Portland Sewing: Fashion Show Review
A thorough look at a well run show.
Few things give me greater joy than a perfectly planned fashion show. I know from having produced them before, as with any live event, there will be hiccups. Models can trip, music can cut out, someone who has indulged in a tad too many martinis can make a fuss, and the list goes on. But, it gives me a big case of the warm and fuzzies to walk into a show that was well thought out and executed according to plan. And that is exactly what I got at the recent Portland Sewing Garden Party Fashion Show.
Portland Sewing is situated in a home-turned-sewing-school, which could potentially have posed some problems for the excited crowd in line outside when I arrived. But producer, Jasin Weiner, lined chairs through the whole bottom floor and choreographed the models walk to let everyone see the clothes up close and personal (and made a separate press section, which is an excellent choice because we like to be pampered). And clothes there were! When the last model left the runway I turned to my fellow fashion writers and declared that was my favorite sleeper secret fashion show of the year thus far. I love surprises.
The show began with Ms. Wood who I have been raving about since the moment I voted for her on my judging panel at Portland Fashion Week’s Emerging Designer competition. She sent out a fall collection that was completely wearable and chic for the 30’s something fashionable woman. I was already pleased as punch when “The Symphony Coat” came cruising out and I felt my cheeks get a little flush. That marvelous creation earned Ms. Wood extra style points.
Following Wood was Alyson Clair with her Clair Vintage Inspired line. Clair is an exceedingly capable seamstress and patternmaker, which is evident in the fit of her clothing. Surprisingly these skills are not as evident in the design community as you would hope, so when her sexy secretary jumper fit like a glove, it means something.
Estate followed with its line by designer Robin Forsythe. I wasn’t familiar with the line that showed mainly basics. It was not the most elaborate grouping, but it did have some pieces that are available for casual daywear looks. My one suggestion would be to let the basics be exactly what they are. It felt over styled which distracted from the clothes. I am perfectly content to see if a casual dress just fits well; it doesn’t always need a lot of bells and whistles.
Stephanie D. Couture showed both her fine eveningwear and knitwear, which took me a moment to adjust to the intertwining. Especially because I think her bridal wear is fun and fancy. The bright blue in the collection is definitely for someone who is prepared to be noticed. But my favorite look was the long black Alena dress, appropriate for an opera or something awesome I’m not being invited to.

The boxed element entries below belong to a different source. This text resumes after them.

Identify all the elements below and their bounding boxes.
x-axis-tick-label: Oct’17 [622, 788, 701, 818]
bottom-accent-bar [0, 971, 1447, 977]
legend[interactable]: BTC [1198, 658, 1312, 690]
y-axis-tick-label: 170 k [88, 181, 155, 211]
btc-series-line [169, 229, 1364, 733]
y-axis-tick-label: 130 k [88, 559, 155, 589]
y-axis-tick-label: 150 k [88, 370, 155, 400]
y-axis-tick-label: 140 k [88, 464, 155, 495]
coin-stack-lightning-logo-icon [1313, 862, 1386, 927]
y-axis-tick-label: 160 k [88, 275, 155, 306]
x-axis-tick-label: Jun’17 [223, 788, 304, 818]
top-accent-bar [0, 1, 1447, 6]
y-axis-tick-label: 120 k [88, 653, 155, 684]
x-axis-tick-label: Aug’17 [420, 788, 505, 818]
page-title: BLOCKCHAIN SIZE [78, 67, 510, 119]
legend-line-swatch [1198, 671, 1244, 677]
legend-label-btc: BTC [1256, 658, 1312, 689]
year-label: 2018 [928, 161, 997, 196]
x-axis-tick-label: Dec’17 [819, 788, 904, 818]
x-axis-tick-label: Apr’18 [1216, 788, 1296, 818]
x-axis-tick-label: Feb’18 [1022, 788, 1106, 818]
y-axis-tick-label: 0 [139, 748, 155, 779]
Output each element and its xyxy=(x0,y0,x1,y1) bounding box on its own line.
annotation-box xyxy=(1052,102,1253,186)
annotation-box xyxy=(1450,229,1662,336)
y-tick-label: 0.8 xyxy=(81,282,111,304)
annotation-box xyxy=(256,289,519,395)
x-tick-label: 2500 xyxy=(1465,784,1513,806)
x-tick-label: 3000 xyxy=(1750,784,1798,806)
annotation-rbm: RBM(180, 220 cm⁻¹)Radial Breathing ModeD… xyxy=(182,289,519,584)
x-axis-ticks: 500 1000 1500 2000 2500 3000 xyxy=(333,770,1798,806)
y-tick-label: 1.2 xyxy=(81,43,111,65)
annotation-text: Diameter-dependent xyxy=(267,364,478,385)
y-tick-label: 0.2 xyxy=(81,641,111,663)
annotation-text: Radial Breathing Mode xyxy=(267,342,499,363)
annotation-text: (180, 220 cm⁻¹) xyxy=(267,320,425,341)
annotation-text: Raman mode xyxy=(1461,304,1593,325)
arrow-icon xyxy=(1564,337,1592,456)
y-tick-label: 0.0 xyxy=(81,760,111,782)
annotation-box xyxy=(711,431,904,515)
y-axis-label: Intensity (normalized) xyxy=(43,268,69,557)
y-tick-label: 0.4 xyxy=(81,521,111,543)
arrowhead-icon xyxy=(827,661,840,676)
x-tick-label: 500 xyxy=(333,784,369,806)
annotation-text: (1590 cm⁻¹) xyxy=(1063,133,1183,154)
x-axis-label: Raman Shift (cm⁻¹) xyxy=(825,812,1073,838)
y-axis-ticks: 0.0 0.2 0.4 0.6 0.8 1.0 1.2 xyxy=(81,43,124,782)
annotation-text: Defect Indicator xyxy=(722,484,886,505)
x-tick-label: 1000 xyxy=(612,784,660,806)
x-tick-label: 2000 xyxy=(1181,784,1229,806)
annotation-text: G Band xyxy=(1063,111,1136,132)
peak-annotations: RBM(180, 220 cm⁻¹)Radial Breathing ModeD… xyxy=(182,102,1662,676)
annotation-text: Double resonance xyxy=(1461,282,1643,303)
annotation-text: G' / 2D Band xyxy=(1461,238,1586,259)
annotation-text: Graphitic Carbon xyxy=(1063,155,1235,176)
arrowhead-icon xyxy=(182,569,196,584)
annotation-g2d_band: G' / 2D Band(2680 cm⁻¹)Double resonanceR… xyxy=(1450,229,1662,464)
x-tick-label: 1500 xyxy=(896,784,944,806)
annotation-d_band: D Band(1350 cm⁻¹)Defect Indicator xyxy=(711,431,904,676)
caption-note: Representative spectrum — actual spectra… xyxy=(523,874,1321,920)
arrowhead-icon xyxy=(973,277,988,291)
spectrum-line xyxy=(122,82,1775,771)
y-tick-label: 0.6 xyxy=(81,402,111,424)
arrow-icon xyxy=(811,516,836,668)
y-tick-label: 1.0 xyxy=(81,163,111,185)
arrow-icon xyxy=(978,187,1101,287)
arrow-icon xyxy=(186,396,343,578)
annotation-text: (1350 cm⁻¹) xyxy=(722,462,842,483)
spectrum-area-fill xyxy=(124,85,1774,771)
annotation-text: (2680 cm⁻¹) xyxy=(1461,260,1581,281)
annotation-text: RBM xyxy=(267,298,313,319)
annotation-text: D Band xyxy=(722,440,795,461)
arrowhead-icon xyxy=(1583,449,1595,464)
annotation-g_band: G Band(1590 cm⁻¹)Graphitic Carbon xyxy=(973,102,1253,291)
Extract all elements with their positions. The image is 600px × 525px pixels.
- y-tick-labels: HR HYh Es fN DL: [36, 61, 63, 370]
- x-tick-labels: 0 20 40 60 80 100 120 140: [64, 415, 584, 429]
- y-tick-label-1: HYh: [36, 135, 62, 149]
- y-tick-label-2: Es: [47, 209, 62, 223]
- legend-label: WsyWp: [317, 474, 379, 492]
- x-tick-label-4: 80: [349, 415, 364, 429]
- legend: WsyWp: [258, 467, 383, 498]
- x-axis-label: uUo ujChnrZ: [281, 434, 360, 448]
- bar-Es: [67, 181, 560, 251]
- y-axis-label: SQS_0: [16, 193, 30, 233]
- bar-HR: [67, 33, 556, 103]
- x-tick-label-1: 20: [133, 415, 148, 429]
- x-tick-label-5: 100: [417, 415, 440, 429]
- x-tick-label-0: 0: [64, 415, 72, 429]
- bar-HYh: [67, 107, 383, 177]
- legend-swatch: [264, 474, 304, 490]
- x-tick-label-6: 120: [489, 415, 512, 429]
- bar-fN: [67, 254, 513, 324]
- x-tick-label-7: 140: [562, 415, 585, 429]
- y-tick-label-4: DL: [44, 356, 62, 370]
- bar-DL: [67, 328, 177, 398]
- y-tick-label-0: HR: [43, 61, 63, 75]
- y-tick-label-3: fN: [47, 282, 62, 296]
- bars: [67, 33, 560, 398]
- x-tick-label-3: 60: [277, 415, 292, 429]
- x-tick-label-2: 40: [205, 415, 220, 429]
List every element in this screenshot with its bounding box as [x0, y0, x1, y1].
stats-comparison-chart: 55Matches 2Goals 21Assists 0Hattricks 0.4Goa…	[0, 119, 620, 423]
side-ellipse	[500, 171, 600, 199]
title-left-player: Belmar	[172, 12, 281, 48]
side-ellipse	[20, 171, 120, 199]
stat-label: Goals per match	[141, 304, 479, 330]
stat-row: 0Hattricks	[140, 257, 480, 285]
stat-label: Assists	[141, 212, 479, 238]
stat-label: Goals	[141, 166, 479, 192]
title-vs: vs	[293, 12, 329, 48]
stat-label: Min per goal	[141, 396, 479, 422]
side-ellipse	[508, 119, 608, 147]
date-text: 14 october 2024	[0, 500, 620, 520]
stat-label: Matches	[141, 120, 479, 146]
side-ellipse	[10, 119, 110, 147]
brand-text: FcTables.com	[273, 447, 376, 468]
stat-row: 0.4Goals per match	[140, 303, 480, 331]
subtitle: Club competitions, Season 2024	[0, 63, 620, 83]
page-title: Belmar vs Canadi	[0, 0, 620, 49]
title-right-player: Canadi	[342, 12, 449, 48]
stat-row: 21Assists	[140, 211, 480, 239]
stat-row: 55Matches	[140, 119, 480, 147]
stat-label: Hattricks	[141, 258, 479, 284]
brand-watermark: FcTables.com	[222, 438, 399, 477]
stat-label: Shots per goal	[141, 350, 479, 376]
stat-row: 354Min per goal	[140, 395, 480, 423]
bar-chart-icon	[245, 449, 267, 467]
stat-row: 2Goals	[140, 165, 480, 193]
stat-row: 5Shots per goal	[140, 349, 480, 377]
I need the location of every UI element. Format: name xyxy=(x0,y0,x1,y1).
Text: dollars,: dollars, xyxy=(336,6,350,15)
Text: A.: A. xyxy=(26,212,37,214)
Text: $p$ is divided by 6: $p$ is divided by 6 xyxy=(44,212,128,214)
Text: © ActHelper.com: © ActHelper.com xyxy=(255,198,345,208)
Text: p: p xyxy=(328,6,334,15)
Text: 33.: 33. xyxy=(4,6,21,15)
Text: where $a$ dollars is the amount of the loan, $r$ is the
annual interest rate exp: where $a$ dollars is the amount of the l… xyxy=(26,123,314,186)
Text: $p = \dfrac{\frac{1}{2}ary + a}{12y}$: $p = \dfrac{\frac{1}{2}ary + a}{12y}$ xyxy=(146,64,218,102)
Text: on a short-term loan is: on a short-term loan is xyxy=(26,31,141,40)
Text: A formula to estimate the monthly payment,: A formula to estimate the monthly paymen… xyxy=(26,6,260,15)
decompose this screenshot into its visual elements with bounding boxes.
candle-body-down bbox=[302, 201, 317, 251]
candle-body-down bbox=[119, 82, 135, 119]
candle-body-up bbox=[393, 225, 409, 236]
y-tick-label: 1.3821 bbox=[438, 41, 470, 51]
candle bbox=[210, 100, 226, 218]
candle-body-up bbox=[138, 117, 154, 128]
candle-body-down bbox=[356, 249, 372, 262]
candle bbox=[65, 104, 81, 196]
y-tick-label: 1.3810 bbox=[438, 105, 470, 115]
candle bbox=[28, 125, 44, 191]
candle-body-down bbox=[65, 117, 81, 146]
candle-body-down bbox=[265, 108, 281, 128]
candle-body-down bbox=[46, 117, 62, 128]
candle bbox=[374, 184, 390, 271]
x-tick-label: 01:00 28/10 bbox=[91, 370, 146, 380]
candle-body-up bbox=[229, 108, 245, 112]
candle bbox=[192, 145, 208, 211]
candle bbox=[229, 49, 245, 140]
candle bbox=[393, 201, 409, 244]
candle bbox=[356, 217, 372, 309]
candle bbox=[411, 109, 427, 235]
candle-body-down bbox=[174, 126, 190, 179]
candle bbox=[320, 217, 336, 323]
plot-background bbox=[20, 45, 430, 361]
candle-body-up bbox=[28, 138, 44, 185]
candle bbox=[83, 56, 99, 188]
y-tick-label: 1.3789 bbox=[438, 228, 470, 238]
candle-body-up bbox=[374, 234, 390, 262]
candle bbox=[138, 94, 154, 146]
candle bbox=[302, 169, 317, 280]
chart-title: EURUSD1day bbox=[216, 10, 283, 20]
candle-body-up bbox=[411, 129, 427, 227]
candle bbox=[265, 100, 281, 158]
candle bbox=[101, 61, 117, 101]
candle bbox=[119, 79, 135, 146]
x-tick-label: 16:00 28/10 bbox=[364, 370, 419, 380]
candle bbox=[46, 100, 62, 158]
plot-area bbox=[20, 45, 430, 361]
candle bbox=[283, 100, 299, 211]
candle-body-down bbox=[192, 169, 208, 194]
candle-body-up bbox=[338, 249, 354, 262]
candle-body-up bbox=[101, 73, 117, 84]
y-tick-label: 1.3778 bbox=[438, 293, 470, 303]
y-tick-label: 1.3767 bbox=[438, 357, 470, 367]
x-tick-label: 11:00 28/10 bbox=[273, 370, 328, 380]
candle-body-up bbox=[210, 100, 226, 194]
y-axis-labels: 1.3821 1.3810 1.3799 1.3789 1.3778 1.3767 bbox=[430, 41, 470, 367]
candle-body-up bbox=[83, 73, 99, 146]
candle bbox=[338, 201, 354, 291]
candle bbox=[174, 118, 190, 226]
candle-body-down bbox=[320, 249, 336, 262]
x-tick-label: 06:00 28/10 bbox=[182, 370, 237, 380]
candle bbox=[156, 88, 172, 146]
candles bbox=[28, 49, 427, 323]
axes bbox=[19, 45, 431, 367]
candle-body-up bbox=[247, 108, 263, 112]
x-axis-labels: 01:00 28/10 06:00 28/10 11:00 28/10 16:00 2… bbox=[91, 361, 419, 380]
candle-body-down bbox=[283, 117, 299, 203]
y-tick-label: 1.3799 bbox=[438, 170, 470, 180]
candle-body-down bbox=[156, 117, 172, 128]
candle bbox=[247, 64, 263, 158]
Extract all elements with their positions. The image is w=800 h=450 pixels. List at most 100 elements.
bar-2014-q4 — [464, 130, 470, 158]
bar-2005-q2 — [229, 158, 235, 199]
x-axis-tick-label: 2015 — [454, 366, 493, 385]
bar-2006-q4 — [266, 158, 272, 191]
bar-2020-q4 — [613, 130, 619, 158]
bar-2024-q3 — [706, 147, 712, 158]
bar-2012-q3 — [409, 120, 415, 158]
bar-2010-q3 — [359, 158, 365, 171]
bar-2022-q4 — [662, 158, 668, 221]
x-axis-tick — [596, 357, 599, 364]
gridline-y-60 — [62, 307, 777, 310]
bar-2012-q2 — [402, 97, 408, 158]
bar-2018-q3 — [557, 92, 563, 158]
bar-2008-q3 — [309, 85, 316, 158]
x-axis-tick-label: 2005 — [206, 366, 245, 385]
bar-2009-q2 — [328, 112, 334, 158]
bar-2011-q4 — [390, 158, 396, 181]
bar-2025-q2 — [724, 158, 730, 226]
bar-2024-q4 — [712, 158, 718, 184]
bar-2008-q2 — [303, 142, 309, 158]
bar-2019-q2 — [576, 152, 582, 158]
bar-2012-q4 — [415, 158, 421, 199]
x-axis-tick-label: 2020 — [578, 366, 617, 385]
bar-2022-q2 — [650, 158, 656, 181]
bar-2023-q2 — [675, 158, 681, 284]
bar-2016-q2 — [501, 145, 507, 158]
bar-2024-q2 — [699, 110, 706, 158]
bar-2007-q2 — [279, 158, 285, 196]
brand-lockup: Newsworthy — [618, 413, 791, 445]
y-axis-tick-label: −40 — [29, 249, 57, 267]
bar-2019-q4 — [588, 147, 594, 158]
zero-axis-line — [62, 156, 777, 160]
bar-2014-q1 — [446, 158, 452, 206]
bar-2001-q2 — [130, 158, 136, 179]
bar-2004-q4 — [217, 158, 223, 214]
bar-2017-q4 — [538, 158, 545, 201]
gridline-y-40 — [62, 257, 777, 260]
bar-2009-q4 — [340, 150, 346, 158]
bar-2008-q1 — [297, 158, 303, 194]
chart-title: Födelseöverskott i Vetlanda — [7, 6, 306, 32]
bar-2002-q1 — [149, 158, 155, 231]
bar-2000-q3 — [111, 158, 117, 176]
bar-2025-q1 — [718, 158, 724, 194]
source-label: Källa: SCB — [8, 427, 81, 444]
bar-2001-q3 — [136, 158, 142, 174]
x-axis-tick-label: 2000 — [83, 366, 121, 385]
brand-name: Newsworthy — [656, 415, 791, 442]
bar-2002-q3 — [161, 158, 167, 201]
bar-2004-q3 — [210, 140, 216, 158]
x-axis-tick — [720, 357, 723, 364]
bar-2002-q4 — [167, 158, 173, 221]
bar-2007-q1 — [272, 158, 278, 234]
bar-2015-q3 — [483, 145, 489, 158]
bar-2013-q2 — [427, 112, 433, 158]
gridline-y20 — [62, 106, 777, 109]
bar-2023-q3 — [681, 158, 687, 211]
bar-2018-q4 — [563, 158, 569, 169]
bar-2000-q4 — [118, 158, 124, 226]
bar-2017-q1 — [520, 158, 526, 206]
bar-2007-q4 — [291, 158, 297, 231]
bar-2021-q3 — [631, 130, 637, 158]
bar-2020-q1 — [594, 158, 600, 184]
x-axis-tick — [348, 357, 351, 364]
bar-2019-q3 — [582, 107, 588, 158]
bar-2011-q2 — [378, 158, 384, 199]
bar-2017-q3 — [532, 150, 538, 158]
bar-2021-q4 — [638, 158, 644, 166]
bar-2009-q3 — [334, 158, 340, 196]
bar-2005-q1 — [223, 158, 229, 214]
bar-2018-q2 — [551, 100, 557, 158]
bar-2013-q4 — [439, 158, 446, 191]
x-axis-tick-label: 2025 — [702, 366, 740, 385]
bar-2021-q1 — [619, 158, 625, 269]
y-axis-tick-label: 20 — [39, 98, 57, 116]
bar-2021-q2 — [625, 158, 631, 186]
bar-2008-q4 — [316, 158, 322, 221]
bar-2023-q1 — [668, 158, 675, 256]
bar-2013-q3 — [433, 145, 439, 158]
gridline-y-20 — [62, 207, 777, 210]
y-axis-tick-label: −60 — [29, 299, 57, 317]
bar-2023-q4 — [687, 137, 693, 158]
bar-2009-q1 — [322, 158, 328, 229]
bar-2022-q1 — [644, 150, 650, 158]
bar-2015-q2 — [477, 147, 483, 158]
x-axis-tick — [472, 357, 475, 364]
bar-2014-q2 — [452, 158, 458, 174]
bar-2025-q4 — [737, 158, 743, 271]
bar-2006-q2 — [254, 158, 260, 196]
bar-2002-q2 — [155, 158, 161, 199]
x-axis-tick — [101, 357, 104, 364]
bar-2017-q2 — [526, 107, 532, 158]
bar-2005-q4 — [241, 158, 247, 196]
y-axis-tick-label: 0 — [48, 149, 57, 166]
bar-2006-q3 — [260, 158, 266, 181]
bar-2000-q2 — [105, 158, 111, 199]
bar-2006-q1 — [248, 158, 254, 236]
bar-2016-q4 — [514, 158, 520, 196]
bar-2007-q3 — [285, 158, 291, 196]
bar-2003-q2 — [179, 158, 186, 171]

Tiffany Bean is the owner of Mabel & Zora boutique and a newbie to the design world. Her first jump in stuck to simple shift dresses and basic design lines. I think it was smart. Too many new designers get overambitious in comparison to their skill set and it rarely turns out well. While nothing was reinventing the wheel it was all wearable pieces geared 100% to her store’s demographic, which she knows very well.
Next on the roster was Vien To, an Ai alumna who could obviously take the cake at a sewing contest. Her collection was not geared to my age range or aesthetic, but that doesn’t mean I didn’t completely appreciate it. Every stitch I saw was perfectly sewn, stripes were matched up in pleasing combinations and the overall tailoring was spot on.
Finally the title act, Grey Gardens, by Bryce Black for Studio SKB strutted down the staircase and impromptu runway. The pieces were inspired by the 1975 documentary about two troubled reclusive socialites, a mother and daughter both named Edith Beale. Each piece was multi-purpose and represented the duality that came from Little Edie and Big Edie. To illustrate to the crowd how you transform a skirt into a cape, Black stood at the end of the runway and quickly shifted his models clothing from Look A to Look B right before our eyes. It was like the David Copperfield moment of fashion. I thought the pieces stood well on their own, but add the multi-use element to them and you’ve got me (and any penny pinchers) sold over.
Overall a big Brava to Portland Sewing teacher and creator Sharon Blair. If each show is going to be that well curated and produced, you can count me on the press list every time.